2021年がやってきました。あまりにもいろいろ起きすぎて2020年という年を振り返るのは難しいのですが、それでもやはり変化の年であったことは間違いないと思います。
思えば2010年代はリーマンショックという大きなリセッションの余韻を感じつつ、その翌年に大震災が襲いかかるという衝撃的な幕開けでした。しかし2012年の政権交代、またその翌年のオリンピック決定と、年を重ねる毎に徐々に前を向ける話題が増えていったように記憶しています。スタートアップという視点でもIPOの件数は2010年の22件(※JVCAが公表しているレポートより)から2015年には92件にまで増加し、2018年のラクスル・メルカリ、2019年のBASE、ランサーズ、スペースマーケットといった、この10年のテック・トレンドを象徴するような銘柄が並びました。
そして2020年、その数はさらに拡大し、日本取引所グループのサイトを確認すると2020年の新規上場(予定のものも含む)は114件にジャンプアップしています。2015年の92件を最大に2018年、19年が90件と横ばいでしたので、この2020年をターゲットにしてしっかり仕上げてきたスタートアップが多かったことを思わせる数字だなと思います。
テック銘柄をざっと見返してもクラシファイドのジモティー、スポットでコンサルティングを依頼できるビザスク、デザイン開発をメジャーに引き上げたグッドパッチ、ソーシャルメディアの到来と共にグルメガイドを開始したRetty、ハンドメイドという特化型のコマースを展開したクリーマ、国内の“ノーコード”文化を牽引するヤプリ、マーケティングの世界観を大きく変えたKaizen Platformやプレイド、そして新しい世代の資産運用のアイデアを提案したウェルスナビなどが特に心に残ります。それぞれこの10年で創業し、グローバル・トレンドと言われたシェアやオンデマンド、AI、クラウドなどのテックトレンドを忠実に形にし、そして粘り強く事業化したプレーヤーたちです。
次の10年がどうなるのか、それについては昨年にこのような記事としてまとめました。10年分の予想を書いているので引き続き、その答え合わせは2030年に取っておきたいと思います。改めて今年もこのような企業、起業家たちと出会えることを楽しみにしています。
さて、少し振り返ったところで自分たちの次の1年をどう過ごすのか、BRIDGEとしてのご挨拶も書いておきます。

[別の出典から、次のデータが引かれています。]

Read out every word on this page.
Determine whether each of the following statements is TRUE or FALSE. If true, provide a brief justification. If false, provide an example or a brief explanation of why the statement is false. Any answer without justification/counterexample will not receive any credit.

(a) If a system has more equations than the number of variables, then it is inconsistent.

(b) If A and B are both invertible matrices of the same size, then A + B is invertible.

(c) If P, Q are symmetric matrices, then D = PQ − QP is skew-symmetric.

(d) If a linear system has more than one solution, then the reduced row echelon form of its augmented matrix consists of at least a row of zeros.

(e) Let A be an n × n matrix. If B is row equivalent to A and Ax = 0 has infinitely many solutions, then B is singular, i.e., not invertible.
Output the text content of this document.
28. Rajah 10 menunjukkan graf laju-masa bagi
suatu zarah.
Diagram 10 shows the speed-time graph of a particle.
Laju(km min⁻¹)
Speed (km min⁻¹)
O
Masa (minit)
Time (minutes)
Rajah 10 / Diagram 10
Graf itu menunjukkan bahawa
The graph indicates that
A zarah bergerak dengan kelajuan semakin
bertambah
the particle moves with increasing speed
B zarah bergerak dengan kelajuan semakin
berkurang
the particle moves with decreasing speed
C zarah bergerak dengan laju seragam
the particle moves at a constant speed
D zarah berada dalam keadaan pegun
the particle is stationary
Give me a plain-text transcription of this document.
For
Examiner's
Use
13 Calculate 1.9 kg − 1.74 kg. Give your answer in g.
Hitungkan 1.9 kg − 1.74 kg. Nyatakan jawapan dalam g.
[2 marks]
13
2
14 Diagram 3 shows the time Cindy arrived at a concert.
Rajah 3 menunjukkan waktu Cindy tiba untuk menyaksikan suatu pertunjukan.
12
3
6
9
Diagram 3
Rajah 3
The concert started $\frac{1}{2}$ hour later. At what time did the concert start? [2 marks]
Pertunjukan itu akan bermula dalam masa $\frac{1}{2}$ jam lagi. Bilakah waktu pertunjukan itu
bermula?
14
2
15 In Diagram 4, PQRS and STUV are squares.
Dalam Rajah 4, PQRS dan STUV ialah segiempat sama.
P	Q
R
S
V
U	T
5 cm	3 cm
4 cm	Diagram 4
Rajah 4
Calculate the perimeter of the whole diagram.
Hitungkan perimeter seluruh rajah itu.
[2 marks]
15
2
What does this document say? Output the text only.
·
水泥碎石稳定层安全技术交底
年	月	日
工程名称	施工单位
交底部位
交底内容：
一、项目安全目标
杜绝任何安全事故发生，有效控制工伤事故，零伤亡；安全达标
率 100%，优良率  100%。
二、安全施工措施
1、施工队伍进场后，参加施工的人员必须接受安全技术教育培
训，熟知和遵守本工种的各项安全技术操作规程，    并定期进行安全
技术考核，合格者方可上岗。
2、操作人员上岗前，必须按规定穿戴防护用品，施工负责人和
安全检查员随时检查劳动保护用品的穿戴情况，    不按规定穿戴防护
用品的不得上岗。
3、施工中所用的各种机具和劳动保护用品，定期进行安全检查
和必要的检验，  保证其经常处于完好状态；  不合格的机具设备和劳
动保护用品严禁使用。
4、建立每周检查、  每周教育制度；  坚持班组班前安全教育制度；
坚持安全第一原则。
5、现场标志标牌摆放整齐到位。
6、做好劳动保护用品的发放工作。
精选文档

実は2021年はBRIDGEが運営をPR TIMESに委ねてから3年目の年となります。この2年間で編集部として、スタートアップシーンにどのような貢献ができるのか、ずっと模索を続けてきました。ナラティブなストーリーを紡いで人や企業を繋げる、という取り組みもそのひとつです。2019年に「POST」というプロジェクトで開始し、現在はいくつかの関連するプレーヤーと連携し、特集の枠組みのひとつとして起業家のナラティブな情報を継続的に出せるようになってきました。今後もニュースだけでなく、その事業や人の裏側にあるバックグラウンド・ストーリーを伝えることでスタートアップに新しい繋がりを提供できれば幸いです。

そして今年、2021年はまた新しいチャレンジを計画しています。思えば創業時、私たちのコア・バリューはミートアップでした。StartupDatingという小さな出会いの場所は、少ないながらも起業家と投資家の繋がりを生み出してたように思います。その後、イベント自体は大きくしたり形を変えて勉強会スタイルにするなど試行錯誤を重ねましたが、様々な判断のもと2018年を境にお休みをしていました。
それを今年、本格的に再開いたします。
コロナ禍で私たちは「実際に会う」という価値を再認識しました。同時にバーチャルに出会う可能性についても多くの気づきを得たはずです。BRIDGEが創業時から提供してきた出会いの体験がどのようにアップデートするのか、また近い時期にお知らせできればと思っています。PR TIMESからの年頭所感も合わせてご一読ください。
ということで2021年もBRIDGEをどうぞよろしくお願いいたします。